In a recent piece at The Washington Post, Cobb argues that Woodward predicted some of the struggles that the historical profession faces today. Here is a taste:
Woodward’s plea for more accessible writing has won some converts among succeeding generations of historians, and its wisdom is reflected in the increasingly visible enthusiasm of today’s acquisitions editors at academic presses for historians whose robust and readable offerings can catch the eye of the broader book-buying public.
Yet there is no shortage of vague, jargon-y terminology like “intersectionality,” “transtemporal,” “ontological” and “Global South” suggesting that many historians have also ignored Woodward’s wisdom. Throw in the wholesale abandonment of substantive, appealing courses in political and military history, sometimes in favor of subjects too arcane to interest even their own colleagues, and you have further evidence of the Woodwardian gospel gone unheeded.

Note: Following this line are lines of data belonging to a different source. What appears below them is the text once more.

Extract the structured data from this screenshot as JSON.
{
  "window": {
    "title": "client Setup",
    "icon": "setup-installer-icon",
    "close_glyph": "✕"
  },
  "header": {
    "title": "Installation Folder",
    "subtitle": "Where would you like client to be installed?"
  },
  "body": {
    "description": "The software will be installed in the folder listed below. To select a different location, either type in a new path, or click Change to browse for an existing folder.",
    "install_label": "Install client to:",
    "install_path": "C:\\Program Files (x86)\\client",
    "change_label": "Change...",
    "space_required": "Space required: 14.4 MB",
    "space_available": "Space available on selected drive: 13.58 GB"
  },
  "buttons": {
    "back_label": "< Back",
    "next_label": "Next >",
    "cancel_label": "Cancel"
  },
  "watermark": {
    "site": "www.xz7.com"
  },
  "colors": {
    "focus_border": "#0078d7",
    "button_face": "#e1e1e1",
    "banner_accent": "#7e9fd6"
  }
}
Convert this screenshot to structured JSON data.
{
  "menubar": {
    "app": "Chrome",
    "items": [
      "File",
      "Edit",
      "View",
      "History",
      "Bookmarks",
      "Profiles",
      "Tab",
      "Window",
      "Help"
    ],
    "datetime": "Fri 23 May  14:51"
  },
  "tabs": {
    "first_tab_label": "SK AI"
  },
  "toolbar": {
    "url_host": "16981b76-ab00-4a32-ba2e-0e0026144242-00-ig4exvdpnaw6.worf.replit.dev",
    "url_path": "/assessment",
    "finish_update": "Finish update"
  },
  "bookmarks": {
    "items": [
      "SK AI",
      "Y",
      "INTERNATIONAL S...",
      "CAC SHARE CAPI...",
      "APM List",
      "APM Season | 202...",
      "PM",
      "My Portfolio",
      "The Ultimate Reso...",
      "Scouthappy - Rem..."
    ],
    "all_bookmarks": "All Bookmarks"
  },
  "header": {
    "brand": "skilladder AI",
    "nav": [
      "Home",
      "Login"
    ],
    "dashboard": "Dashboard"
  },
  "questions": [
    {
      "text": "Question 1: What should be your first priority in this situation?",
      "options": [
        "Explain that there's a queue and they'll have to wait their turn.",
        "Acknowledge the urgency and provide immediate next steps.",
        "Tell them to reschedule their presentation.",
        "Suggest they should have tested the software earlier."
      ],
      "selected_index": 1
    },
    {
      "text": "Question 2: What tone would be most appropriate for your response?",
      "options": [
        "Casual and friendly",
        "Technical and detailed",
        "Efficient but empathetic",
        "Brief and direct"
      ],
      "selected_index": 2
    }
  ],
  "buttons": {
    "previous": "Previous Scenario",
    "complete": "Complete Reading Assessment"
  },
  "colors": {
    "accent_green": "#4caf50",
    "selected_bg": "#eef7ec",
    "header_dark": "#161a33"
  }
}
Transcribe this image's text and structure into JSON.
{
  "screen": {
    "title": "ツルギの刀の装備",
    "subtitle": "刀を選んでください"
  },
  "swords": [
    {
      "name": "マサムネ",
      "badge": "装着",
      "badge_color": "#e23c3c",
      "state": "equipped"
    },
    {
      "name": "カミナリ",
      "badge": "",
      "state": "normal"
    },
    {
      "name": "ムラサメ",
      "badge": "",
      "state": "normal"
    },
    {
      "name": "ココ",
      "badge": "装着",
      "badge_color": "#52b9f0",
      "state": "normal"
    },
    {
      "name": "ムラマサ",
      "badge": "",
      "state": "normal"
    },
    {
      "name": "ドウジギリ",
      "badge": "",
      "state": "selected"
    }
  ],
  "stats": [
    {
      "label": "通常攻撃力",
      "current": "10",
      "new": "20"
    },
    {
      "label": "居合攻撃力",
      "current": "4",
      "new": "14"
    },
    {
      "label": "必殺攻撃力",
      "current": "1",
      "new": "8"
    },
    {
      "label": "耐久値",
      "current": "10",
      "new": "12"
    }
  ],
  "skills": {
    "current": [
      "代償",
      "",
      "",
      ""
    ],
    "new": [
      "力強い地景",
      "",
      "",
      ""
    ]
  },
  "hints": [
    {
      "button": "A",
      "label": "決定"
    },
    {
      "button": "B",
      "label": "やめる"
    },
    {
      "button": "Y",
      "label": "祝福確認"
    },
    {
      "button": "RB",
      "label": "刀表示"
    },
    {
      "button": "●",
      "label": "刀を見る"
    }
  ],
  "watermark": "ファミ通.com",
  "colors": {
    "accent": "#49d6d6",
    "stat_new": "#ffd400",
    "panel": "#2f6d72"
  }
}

These trends help to explain why many universities today no longer require a single history course for graduation. Since the 2008 recession, students, frequently with parental prodding, have gravitated toward what they perceive as more immediately monetizable degrees in STEM disciplines, perhaps without considering the ways that historical thinking can augment other career skills. All the while, despite shrinking enrollments and cutbacks in course offerings, history graduate programs continue to churn out new PhDs. This further engorges the pool of applicants for increasingly scarce tenure-track jobs and leaves the majority of them at the mercy of the ongoing “adjunctification” of the profession, which consigns them to piecemeal teaching at paltry pay, often without health or retirement benefits.
These developments also make it easier to understand why, more than 50 years after Woodward first warned his colleagues about the tenuous future of their craft, Glenda Elizabeth Gilmore devoted her November 2022 presidential address to the Southern Historical Association to explaining why the profession now finds itself at “its lowest point in half a century.” The central problem is decades of historians, who, Gilmore joins Woodward in lamenting, ended up simply “talking to one another” because their discipline traditionally trains and rewards them for essentially arguing with themselves while offering few incentives for enhancing “public awareness of history” through podcasts or writing for popularpublications or internet forums.
Read the entire piece here.
Hmm. Look, I’m all in with Woodward’s warnings and admonishments. I despise the pretentious jargonification of academic prose, and I believe in the mission to reach beyond the borders of the guild. The most important work historians do is that which truly informs and enlightens non-historians.
But, still, is the central problem really decades of historians who mainly talk to one another? Is there any academic discipline where that isn’t the case? Is there any academic discipline that doesn’t–nearly exclusively–reward its members for arguing among themselves. Or that, on the other hand, offers grand incentives–tenure, promotion, etc.–just for enhancing public awareness? Isn’t this just how academia works–by rewarding “pure” research? And isn’t that good?
But yes, more political history courses are indeed needed, if one is to judge by the state of our citizens’ awareness of such matters. And it’s very unfortunate that the crucial realm of military history is assumed to be exclusively the fiefdom of lunk-heads and jingoists. I had a professor–a combat veteran, a priest, and a pacifist–who was the military historian at the university I attended, who would recall with bemusement how he was once invited by an on-campus do-gooder institute to participate in a debate on the merits of some war or other. The do-gooders just assumed he’d want to argue the pro-war side. “I guess if you teach about something,” he marveled, “that means you must be promoting it!” We could get a lot of benefits from having serious skeptics teaching the history of our wars to undergraduates.